Switching modes (which I might do for the next few weeks). I am starting a new book with my friend, and I will be re-doing another one of my favorites so my posts could come from 3 different directions for the next few weeks.
The new book I am doing is Make Over by Jen Hatmaker. It talks about balancing our roles. Boy, do I have some roles. I'd list them all, but you'd get totally bored and go back to Facebook after the first 10 or so, so I'll spare you.
Just to name the main ones of course, mom, wife, daughter, sister, friend, and, the killer, has-to-be-involved-in-everything role I gave myself clear back in high school.
So, for the next few weeks I will be devouring these roles through this book. Today, she asked if any of my roles felt more like chains. While I can't really say any of them truly feel like chains, because there are parts of all of them I truly enjoy I do feel like some of them make me stop to try and figure out who I really am.
But that is the deal, these roles define me. There is no me apart from these things, because if there were, that would not be the same me. I would not be the same person I am if I weren't a mother or a wife or, well, you get the picture. It has always confused me when I hear of people who need "time to figure out who they are". If you separate yourself from the things that define you, the roles you fulfil, what is left?

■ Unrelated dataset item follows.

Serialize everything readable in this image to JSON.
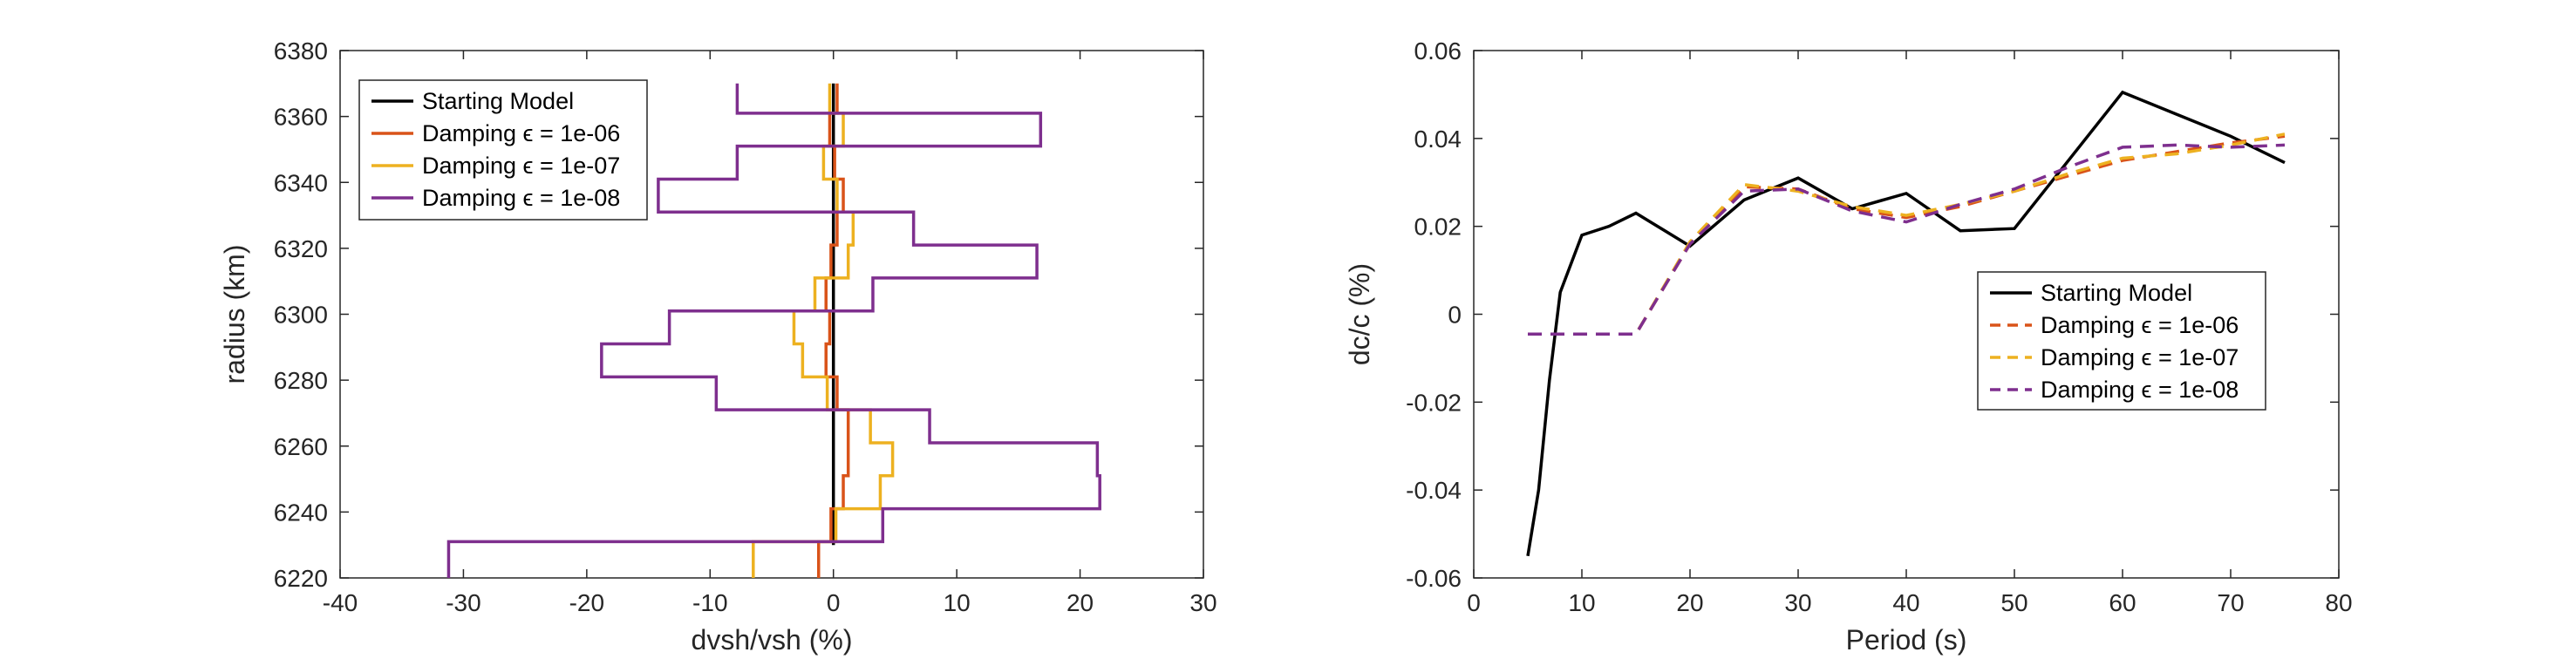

I am a mom. I would be lying if I said I enjoyed every single minute of it, because, lets face it, cleaning up poopy pants or spanking a disobedient child is not joyous. But those moments are fleeting and the true joys of playing Monopoly for hours with your kids one evening, having one crawl up on your lap and cuddle in, or running straight to you for comfort after they have just been hurt cannot be topped by anything.
I am a wife. Again, a role that, if I tried to separate myself from, I wouldn't be the same. I am part of this union, it makes me who I am. Heck, I would be a complete mess without my 'other half' and wouldn't know up from down.
I am a daughter. In more ways that one as a biological child, in-law, blended family member (in a very non-traditional sense of blended families anyway) and child of God. My life would not be complete without any of these relationships and I definitely couldn't make it through with out the strength of my God and Savior.
I am so many other things that make me, me. And I love it - most of the time. ;)
Father, I thank you for making me, me (come on, I know you all want to sing the song right now, don't you!?!). I am far from perfect and sometimes my roles make me want to run for the hills, but at the end of the day, week, month and year I rejoice in these roles and the way you complete me through them. Thank you for giving me the strength to make it through the tough times and I am ever so thankful for the people who fulfil the opposite sides of each of my roles. Help me to do better in each of them. Giving of myself as selflessly as you give yourself for me.